Where 2013 meets 1923
The ancient Hebrews wandered in the desert for 40 years, not because they were lost, but because everyone with a memory of slavery had to die off before they could enter the Promised Land. If they let the former slaves in, they would have reverted to their old ways and messed the whole thing up.
When it comes to new technologies, the same problem applies: the memory of the 'old way' of doing things infects the way the new technology is used. You have to wait until everyone who 'remembers how things are supposed to be done' is dead. This can take a long time.

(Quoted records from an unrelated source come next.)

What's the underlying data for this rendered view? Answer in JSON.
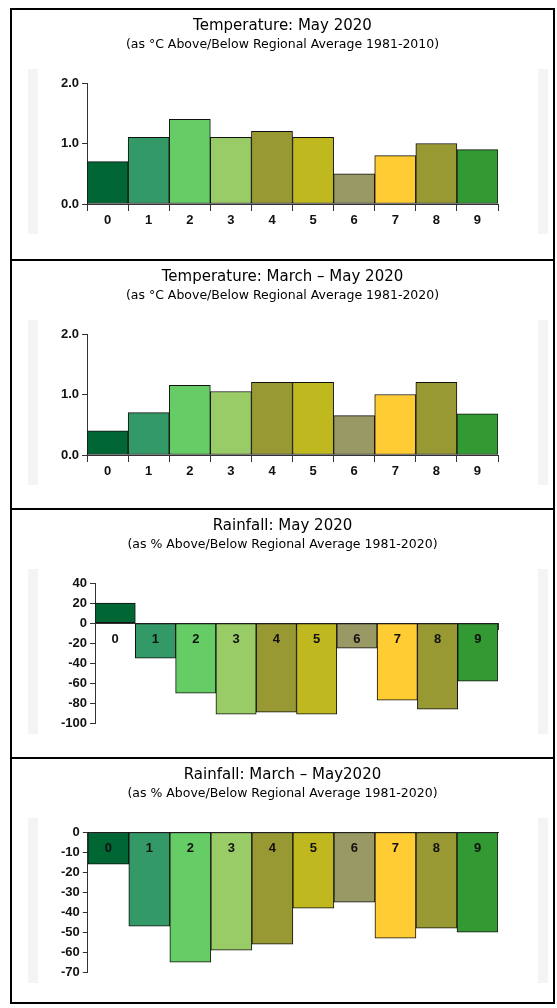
{
  "chart_data": [
    {
      "type": "bar",
      "title": "Temperature: May 2020",
      "subtitle": "(as °C Above/Below Regional Average 1981-2010)",
      "categories": [
        "0",
        "1",
        "2",
        "3",
        "4",
        "5",
        "6",
        "7",
        "8",
        "9"
      ],
      "values": [
        0.7,
        1.1,
        1.4,
        1.1,
        1.2,
        1.1,
        0.5,
        0.8,
        1.0,
        0.9
      ],
      "colors": [
        "#006633",
        "#339966",
        "#66cc66",
        "#99cc66",
        "#999933",
        "#bfb81f",
        "#999966",
        "#ffcc33",
        "#999933",
        "#339933"
      ],
      "ylim": [
        0,
        2
      ],
      "yticks": [
        {
          "value": 0,
          "label": "0.0"
        },
        {
          "value": 1,
          "label": "1.0"
        },
        {
          "value": 2,
          "label": "2.0"
        }
      ],
      "grid": false
    },
    {
      "type": "bar",
      "title": "Temperature: March – May 2020",
      "subtitle": "(as °C Above/Below Regional Average 1981-2020)",
      "categories": [
        "0",
        "1",
        "2",
        "3",
        "4",
        "5",
        "6",
        "7",
        "8",
        "9"
      ],
      "values": [
        0.4,
        0.7,
        1.15,
        1.05,
        1.2,
        1.2,
        0.65,
        1.0,
        1.2,
        0.68
      ],
      "colors": [
        "#006633",
        "#339966",
        "#66cc66",
        "#99cc66",
        "#999933",
        "#bfb81f",
        "#999966",
        "#ffcc33",
        "#999933",
        "#339933"
      ],
      "ylim": [
        0,
        2
      ],
      "yticks": [
        {
          "value": 0,
          "label": "0.0"
        },
        {
          "value": 1,
          "label": "1.0"
        },
        {
          "value": 2,
          "label": "2.0"
        }
      ],
      "grid": false
    },
    {
      "type": "bar",
      "title": "Rainfall: May 2020",
      "subtitle": "(as % Above/Below Regional Average 1981-2020)",
      "categories": [
        "0",
        "1",
        "2",
        "3",
        "4",
        "5",
        "6",
        "7",
        "8",
        "9"
      ],
      "values": [
        20,
        -35,
        -70,
        -91,
        -89,
        -91,
        -25,
        -77,
        -86,
        -58
      ],
      "colors": [
        "#006633",
        "#339966",
        "#66cc66",
        "#99cc66",
        "#999933",
        "#bfb81f",
        "#999966",
        "#ffcc33",
        "#999933",
        "#339933"
      ],
      "ylim": [
        -100,
        40
      ],
      "yticks": [
        -100,
        -80,
        -60,
        -40,
        -20,
        0,
        20,
        40
      ],
      "grid": false
    },
    {
      "type": "bar",
      "title": "Rainfall: March – May2020",
      "subtitle": "(as % Above/Below Regional Average 1981-2020)",
      "categories": [
        "0",
        "1",
        "2",
        "3",
        "4",
        "5",
        "6",
        "7",
        "8",
        "9"
      ],
      "values": [
        -16,
        -47,
        -65,
        -59,
        -56,
        -38,
        -35,
        -53,
        -48,
        -50
      ],
      "colors": [
        "#006633",
        "#339966",
        "#66cc66",
        "#99cc66",
        "#999933",
        "#bfb81f",
        "#999966",
        "#ffcc33",
        "#999933",
        "#339933"
      ],
      "ylim": [
        -70,
        0
      ],
      "yticks": [
        -70,
        -60,
        -50,
        -40,
        -30,
        -20,
        -10,
        0
      ],
      "grid": false
    }
  ]
}
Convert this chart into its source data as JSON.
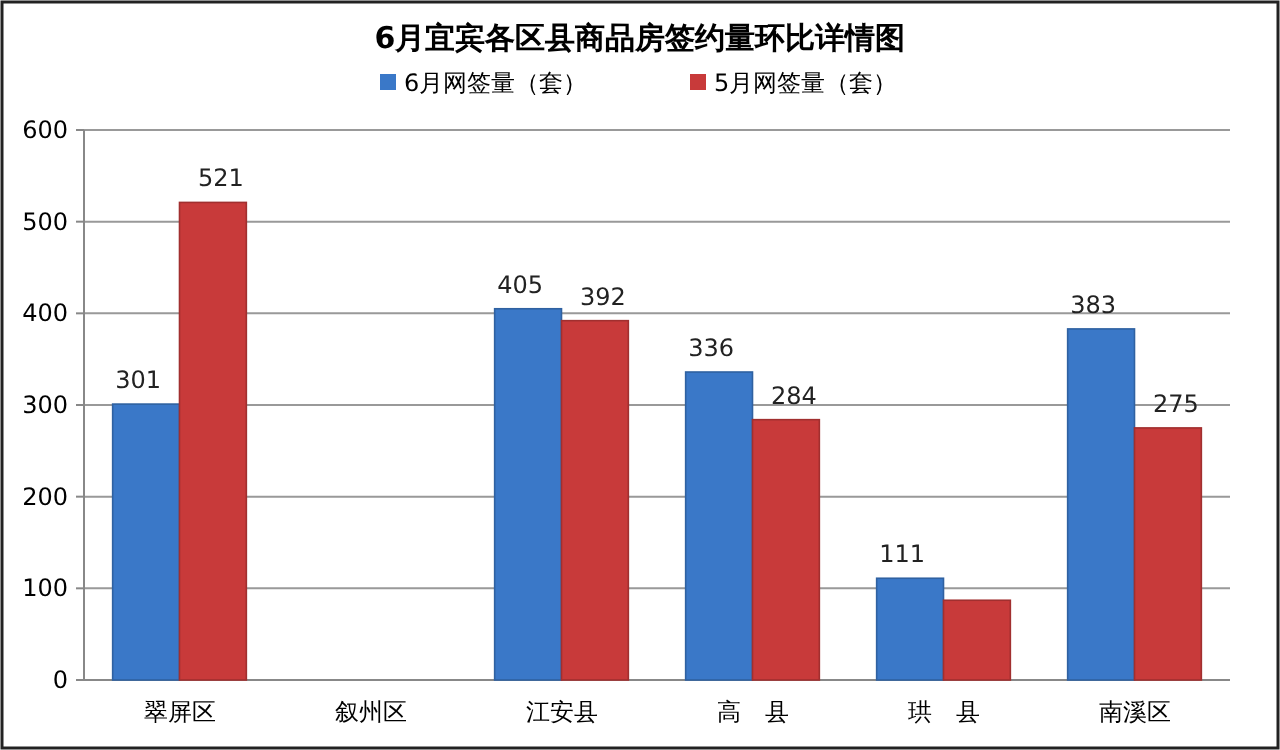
{
  "chart_data": {
    "type": "bar",
    "title": "6月宜宾各区县商品房签约量环比详情图",
    "categories": [
      "翠屏区",
      "叙州区",
      "江安县",
      "高　县",
      "珙　县",
      "南溪区"
    ],
    "series": [
      {
        "name": "6月网签量（套）",
        "color": "#3a78c8",
        "values": [
          301,
          null,
          405,
          336,
          111,
          383
        ],
        "value_labels": [
          "301",
          null,
          "405",
          "336",
          "111",
          "383"
        ]
      },
      {
        "name": "5月网签量（套）",
        "color": "#c83a3a",
        "values": [
          521,
          null,
          392,
          284,
          87,
          275
        ],
        "value_labels": [
          "521",
          null,
          "392",
          "284",
          null,
          "275"
        ]
      }
    ],
    "ylim": [
      0,
      600
    ],
    "yticks": [
      0,
      100,
      200,
      300,
      400,
      500,
      600
    ],
    "grid": "y",
    "legend": "top"
  }
}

Take a look at the New York Times' website -- www.nytimes.com
What do you see? A newspaper. There it is, just like the printed version, except it's on a screen. Interesting, but it only leverages off of about 10 percent of what the web does. The web is an incredibly dynamic technology -- it lets you put up text, for sure, and even stills and video, but more than that it lets millions of people get in touch and share ideas with millions of other people, all in real-time. It lets people add content at will. It lets you buy things on the spot (see Amazon, for example). And what does the NY Times website let you do? It lets you read the paper. Online.
And the people at The NY Times are smart. Very smart. But they carry with them the baggage of 150 year of slavery to a linear, print-driven world. They can't really escape it.
The same goes for Hulu, which is to TV networks what NYTimes.com is to a newspaper.
I was struck by this 'clinging to the past' phenomenon when I took a look at the Miami based startup GUIDE. That's their video above.
The concept, as you can see, is that you can create your own newscast with a 'virtual anchor' to read you the headlines.
Why in the world would you need a 'virtual anchor'? In fact, why in the world would you need an 'anchor' at all. Admittedly, they are all over the place, but so are newspapers that look like newspapers online.
Where did this notion of an 'anchor' (a guy who sits at a desk and stares into a camera reading copy) come from?
It came from radio.
When television was invented, no one really knew what to do with it. The medium, like the web, had never existed before. So, as with the web, conventional media companies took what they knew how to do and jammed it into the new technology.
In this case, they knew how to make radio news shows.
You put a guy at a desk, you gave him some copy, you shoved a microphone is his face and you said 'read this'.
Presto: radio news.
When TV came along they just put a camera in the radio newsroom and in an instant they created television journalism -- sort of. What they really created was radio on TV.
The weird thing is that this model of radio on TV is with us to this day. Take a look at The CBS Evening News With Scott Pelley. (This is what it is actually called. How come it isn't called The New York Times With Mark Bittman?)
90 years later, more or less, and we are still making radio on TV.
And now.. online. With avatars in the place of Scott Pelley who is in the place of Edward R. Murrow who is the place of John Cameron Swayze. And so it goes.
Talk about a singular lack of imagination. In 2013 GUIDE is essentially using cutting edge technology to create a virtual 1923 newsroom. Great! Well, good for GUIDE if you can get money for this.
And.. it would seem, The Knight Foundation, Sapient, and Omar Epps have seen fit to put $1 million in this.
Omar, call me, I have some great ideas.